What can we do to transform the way goods and services are consumed and produced in a globalized system with many powerful, vested interests? Fortunately, communities across the United States are innovating and cultivating the seeds of such a transformation. These efforts provide hope that even at the local level, we can change the way we produce and consume and, in doing so, build community resilience for an uncertain future.

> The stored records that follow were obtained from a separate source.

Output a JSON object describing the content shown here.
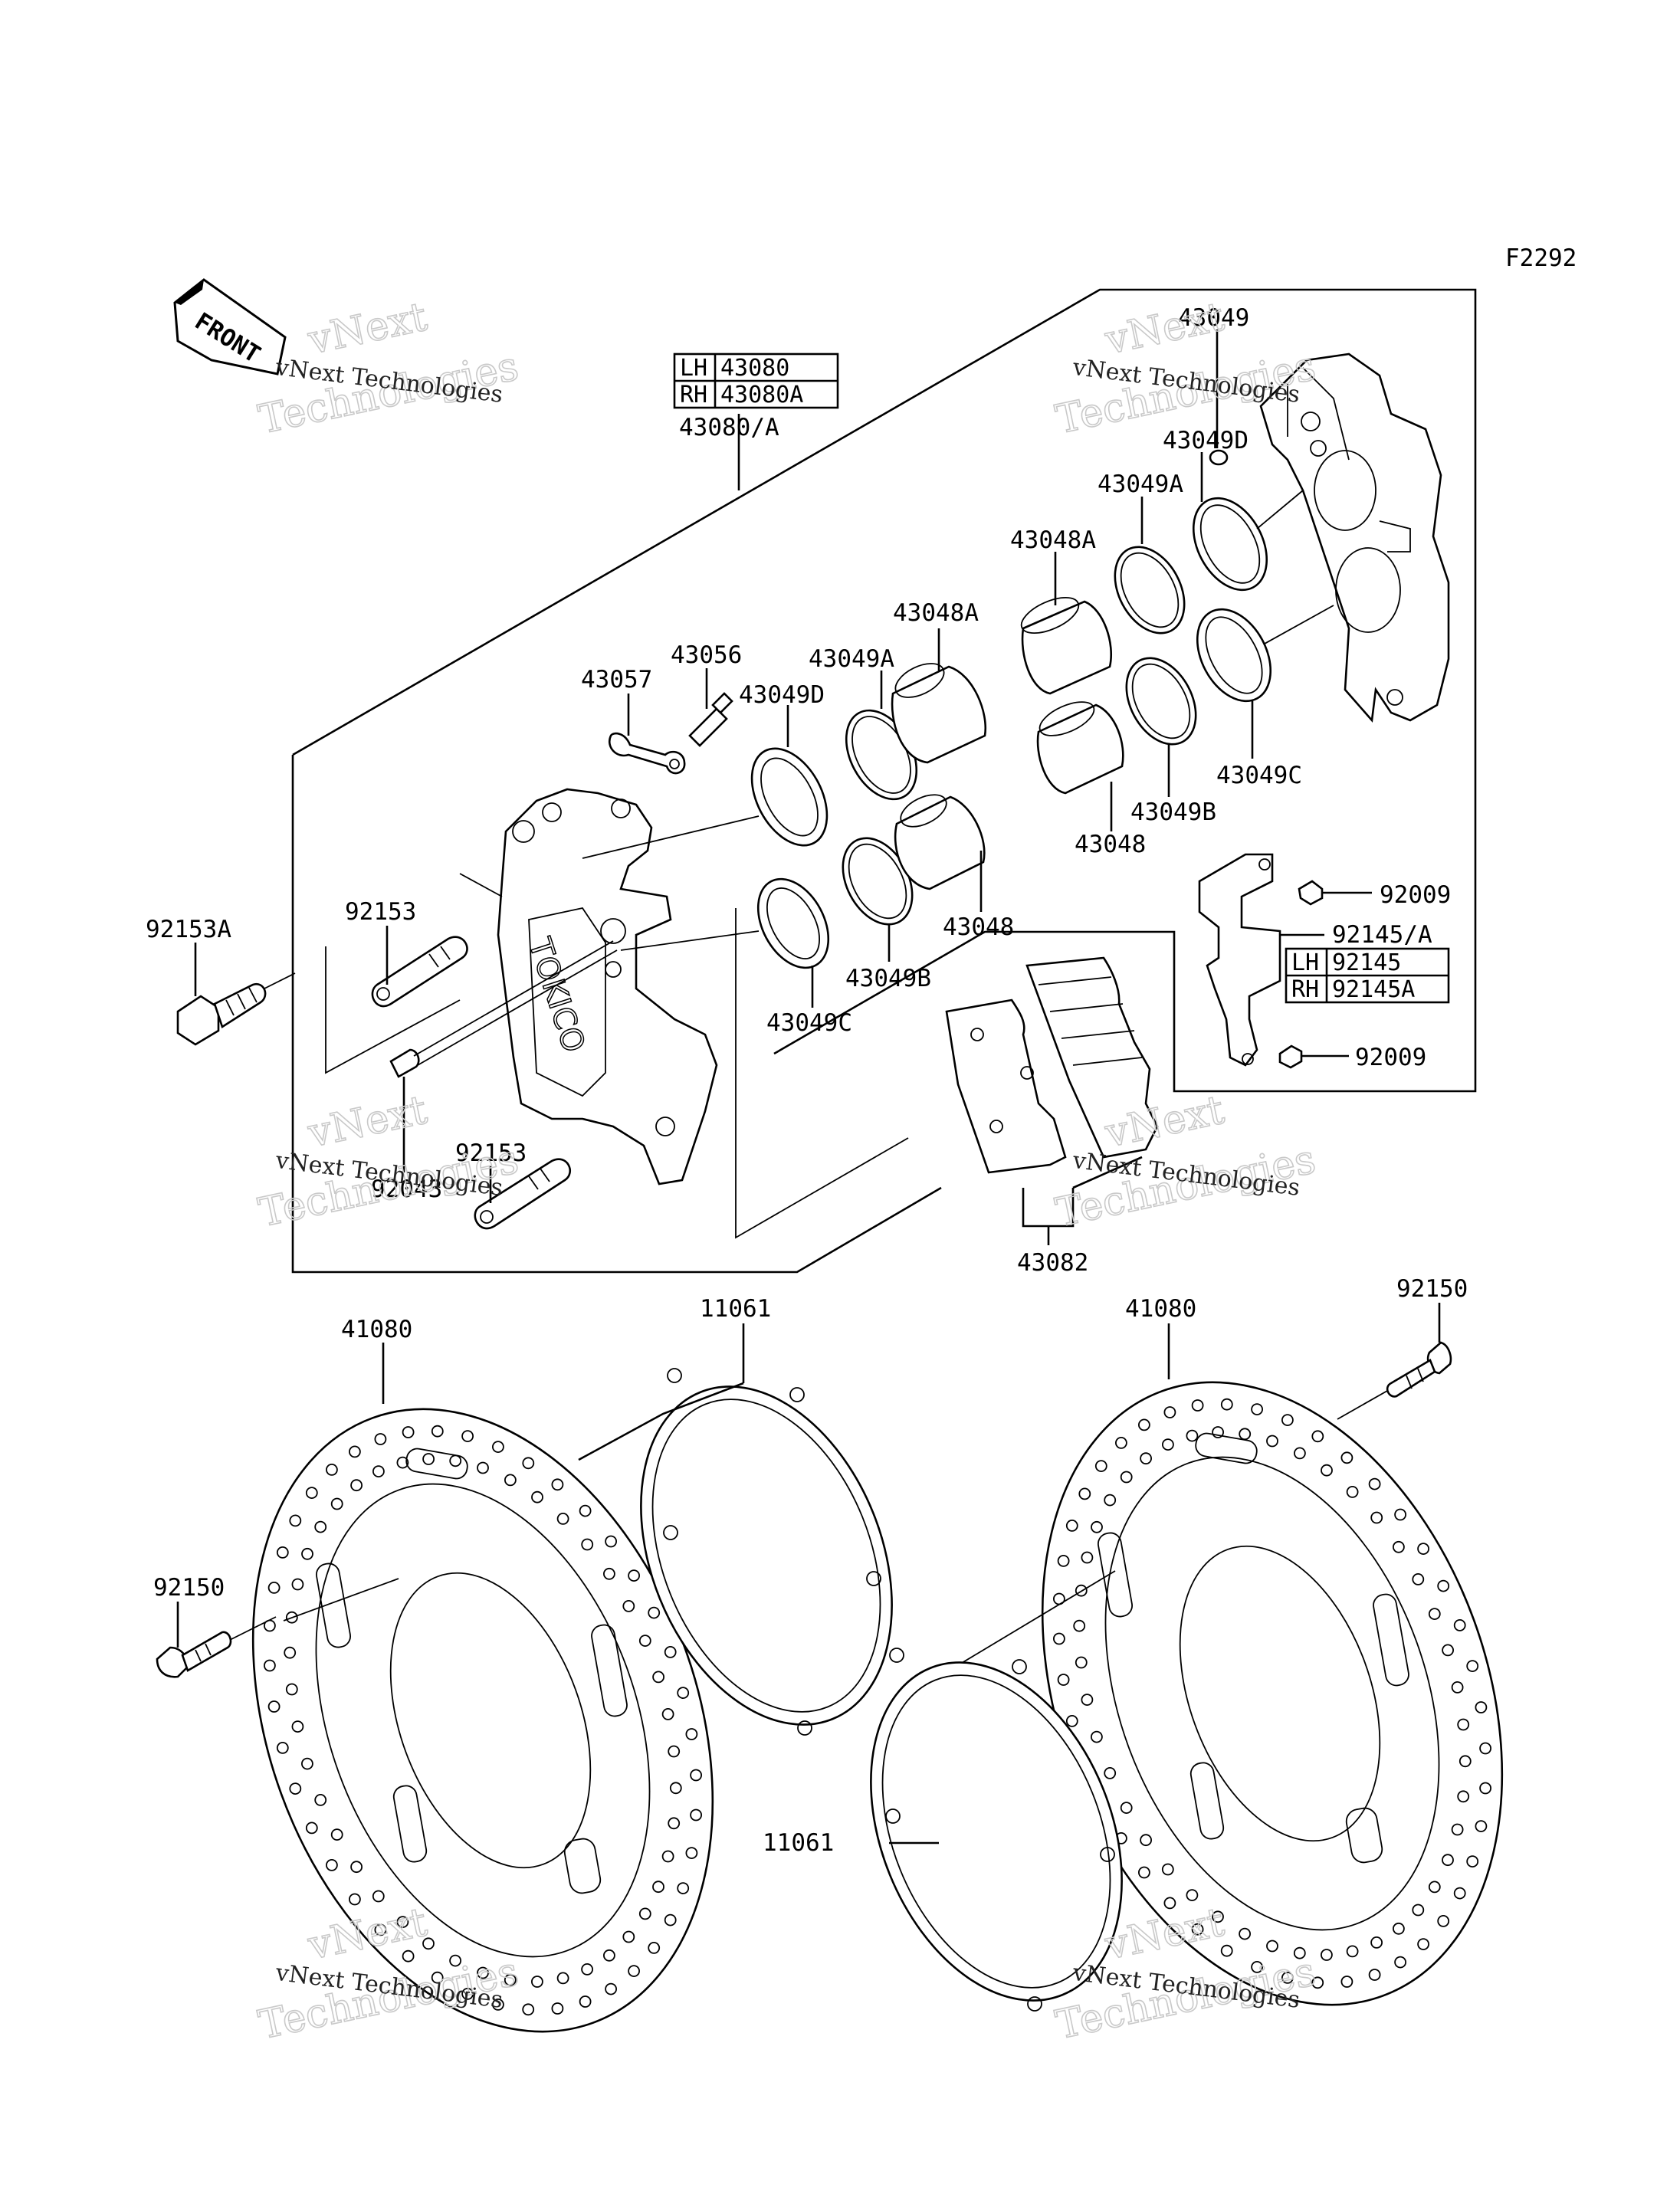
{
  "figure_code": "F2292",
  "front_label": "FRONT",
  "watermark": {
    "line1": "vNext Technologies",
    "line2": "vNext",
    "line3": "Technologies"
  },
  "caliper_assembly": {
    "label": "43080/A",
    "table": [
      {
        "side": "LH",
        "part": "43080"
      },
      {
        "side": "RH",
        "part": "43080A"
      }
    ]
  },
  "pad_spring": {
    "label": "92145/A",
    "table": [
      {
        "side": "LH",
        "part": "92145"
      },
      {
        "side": "RH",
        "part": "92145A"
      }
    ]
  },
  "labels": {
    "p43049_top": "43049",
    "p43049D_r": "43049D",
    "p43049A_r": "43049A",
    "p43048A_r": "43048A",
    "p43049C_r": "43049C",
    "p43049B_r": "43049B",
    "p43048_r": "43048",
    "p43048A_l": "43048A",
    "p43049A_l": "43049A",
    "p43049D_l": "43049D",
    "p43056": "43056",
    "p43057": "43057",
    "p43048_l": "43048",
    "p43049B_l": "43049B",
    "p43049C_l": "43049C",
    "p92009_a": "92009",
    "p92009_b": "92009",
    "p92153A": "92153A",
    "p92153_a": "92153",
    "p92153_b": "92153",
    "p92043": "92043",
    "p43082": "43082",
    "p41080_l": "41080",
    "p41080_r": "41080",
    "p11061_top": "11061",
    "p11061_bot": "11061",
    "p92150_l": "92150",
    "p92150_r": "92150"
  }
}
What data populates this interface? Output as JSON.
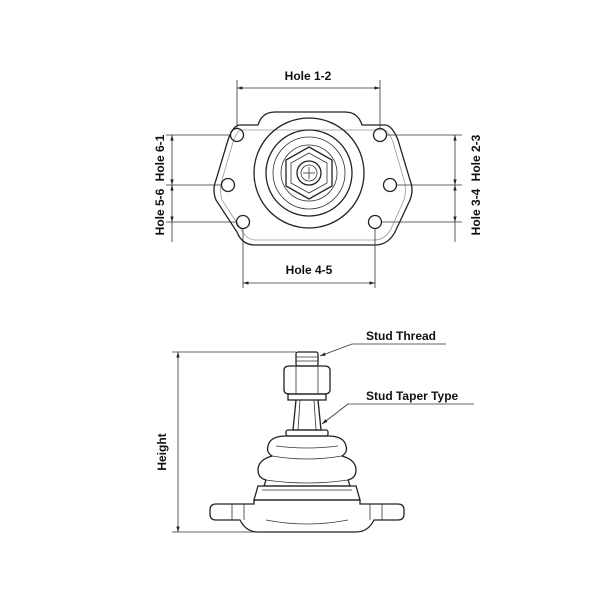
{
  "labels": {
    "hole_1_2": "Hole 1-2",
    "hole_4_5": "Hole 4-5",
    "hole_5_6": "Hole 5-6",
    "hole_6_1": "Hole 6-1",
    "hole_2_3": "Hole 2-3",
    "hole_3_4": "Hole 3-4",
    "stud_thread": "Stud Thread",
    "stud_taper_type": "Stud Taper Type",
    "height": "Height"
  },
  "colors": {
    "line": "#222222",
    "background": "#ffffff"
  }
}
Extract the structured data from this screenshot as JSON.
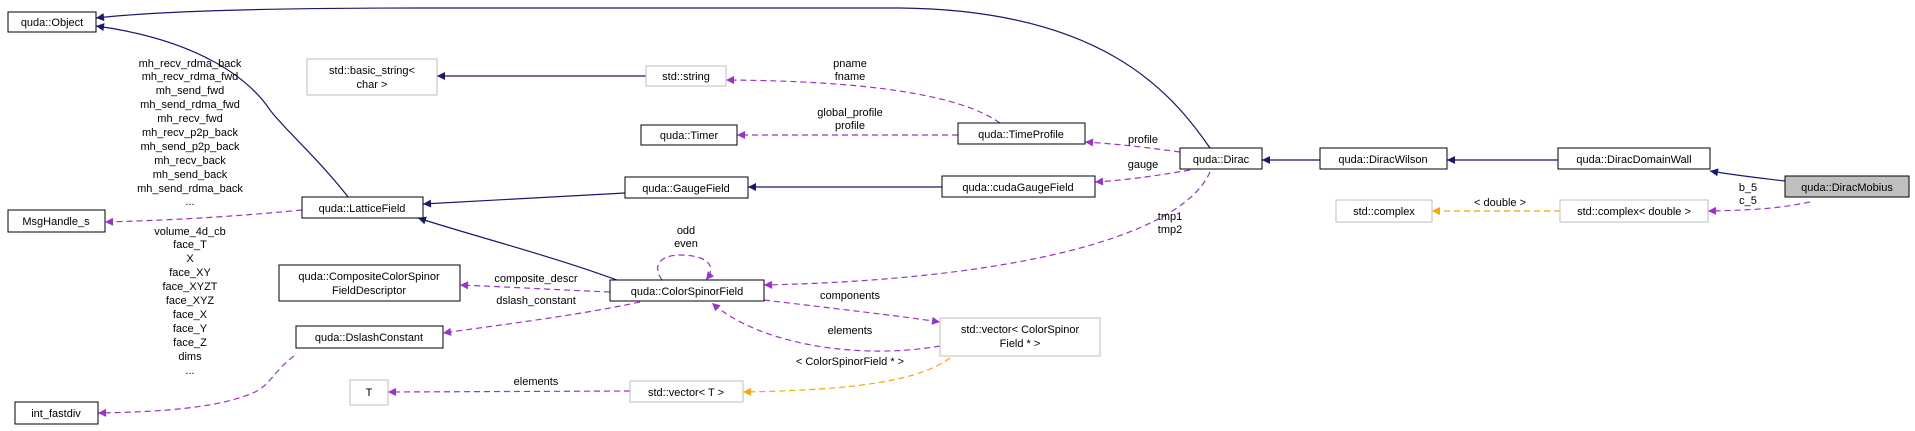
{
  "nodes": {
    "object": "quda::Object",
    "basic_string": [
      "std::basic_string<",
      "char >"
    ],
    "std_string": "std::string",
    "timer": "quda::Timer",
    "timeprofile": "quda::TimeProfile",
    "msghandle": "MsgHandle_s",
    "latticefield": "quda::LatticeField",
    "gaugefield": "quda::GaugeField",
    "cudagaugefield": "quda::cudaGaugeField",
    "dirac": "quda::Dirac",
    "diracwilson": "quda::DiracWilson",
    "diracdomainwall": "quda::DiracDomainWall",
    "diracmobius": "quda::DiracMobius",
    "std_complex": "std::complex",
    "complex_double": "std::complex< double >",
    "ccsfd": [
      "quda::CompositeColorSpinor",
      "FieldDescriptor"
    ],
    "colorspinorfield": "quda::ColorSpinorField",
    "dslashconstant": "quda::DslashConstant",
    "vector_csf": [
      "std::vector< ColorSpinor",
      "Field * >"
    ],
    "T": "T",
    "vector_T": "std::vector< T >",
    "int_fastdiv": "int_fastdiv"
  },
  "edge_labels": {
    "pname_fname": [
      "pname",
      "fname"
    ],
    "global_profile": [
      "global_profile",
      "profile"
    ],
    "profile": "profile",
    "gauge": "gauge",
    "b5c5": [
      "b_5",
      "c_5"
    ],
    "double_tpl": "< double >",
    "msg_members": [
      "mh_recv_rdma_back",
      "mh_recv_rdma_fwd",
      "mh_send_fwd",
      "mh_send_rdma_fwd",
      "mh_recv_fwd",
      "mh_recv_p2p_back",
      "mh_send_p2p_back",
      "mh_recv_back",
      "mh_send_back",
      "mh_send_rdma_back",
      "..."
    ],
    "tmp": [
      "tmp1",
      "tmp2"
    ],
    "odd_even": [
      "odd",
      "even"
    ],
    "composite_descr": "composite_descr",
    "dslash_constant": "dslash_constant",
    "components": "components",
    "elements_vec": "elements",
    "csf_ptr_tpl": "< ColorSpinorField * >",
    "elements_T": "elements",
    "fastdiv_members": [
      "volume_4d_cb",
      "face_T",
      "X",
      "face_XY",
      "face_XYZT",
      "face_XYZ",
      "face_X",
      "face_Y",
      "face_Z",
      "dims",
      "..."
    ]
  },
  "colors": {
    "inheritance": "#191970",
    "usage": "#9a32cd",
    "template": "#ffa500",
    "highlight_fill": "#bfbfbf",
    "grey_border": "#bfbfbf"
  }
}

Sustainable consumption is a new systemic framework that challenges consumption-based growth and proposes new ways for people and communities to prosper. It is about consuming differently and changing the way goods and services are provided so as to improve quality of life for all within ecological limits. Although the field of sustainable consumption is still evolving, the following six specific practices are generally emphasized:

  1. Reduction of the amount of materials and energy consumed: Smaller homes, more efficiently made products, absolute reductions in the amount of goods purchased, streamlining or eliminating product packaging, food waste prevention.
  2. Reuse of products and materials: Reused building material stores, remanufacturing businesses, online direct-trade marketplaces (e.g., Craigslist), repurposing things you have to meet a new need.
  3. Repair and maintenance of products to extend their useful life: Repair businesses, repair cafes and fix-it clinics, the do-it-yourself (DIY) repair move
  4. Sharing of products, services, and land, including via borrowing and renting: Tool and other lending libraries, clothing swaps, food gleaning programs, community gardens.
  5. Use of durable, long-lasting, and upgradable products and materials: More durably made goods, goods that are more repairable, leasing versus purchasing, extended product warranties.
  6. Use of lower-impact, equitably sourced products made using materials and resources that are rapidly renewable, able to be replenished, and less toxic than conventional materials: Institutional sustainable purchasing policies, consumer education programs.

Depending on community makeup and goals, resources, partners and perspectives, sustainable consumption strategies vary in scope and focus. They can involve local government, grassroots innovators, university researchers, local foundations or business, nonprofit organizations, and other institutions as leaders or partners. This chapter provides a sampling of promising sustainable consumption initiatives in the areas of consumer goods, transportation, economic development, food, and housing that can make our communities more resilient.

There are many opportunities for communities across the country to chart a different, more sustainable path based on postconsumer, postgrowth values and strategies. For sustainable consumption to go mainstream, it will need to meet the practical, everyday needs of the majority of Americans: secure, well-paid jobs and affordable access to basic household goods and public places.

 

This post is based on a chapter from Post Carbon Institute’s 2016 book The Community Resilience Reader: Essential Resources for an Era of Upheaval.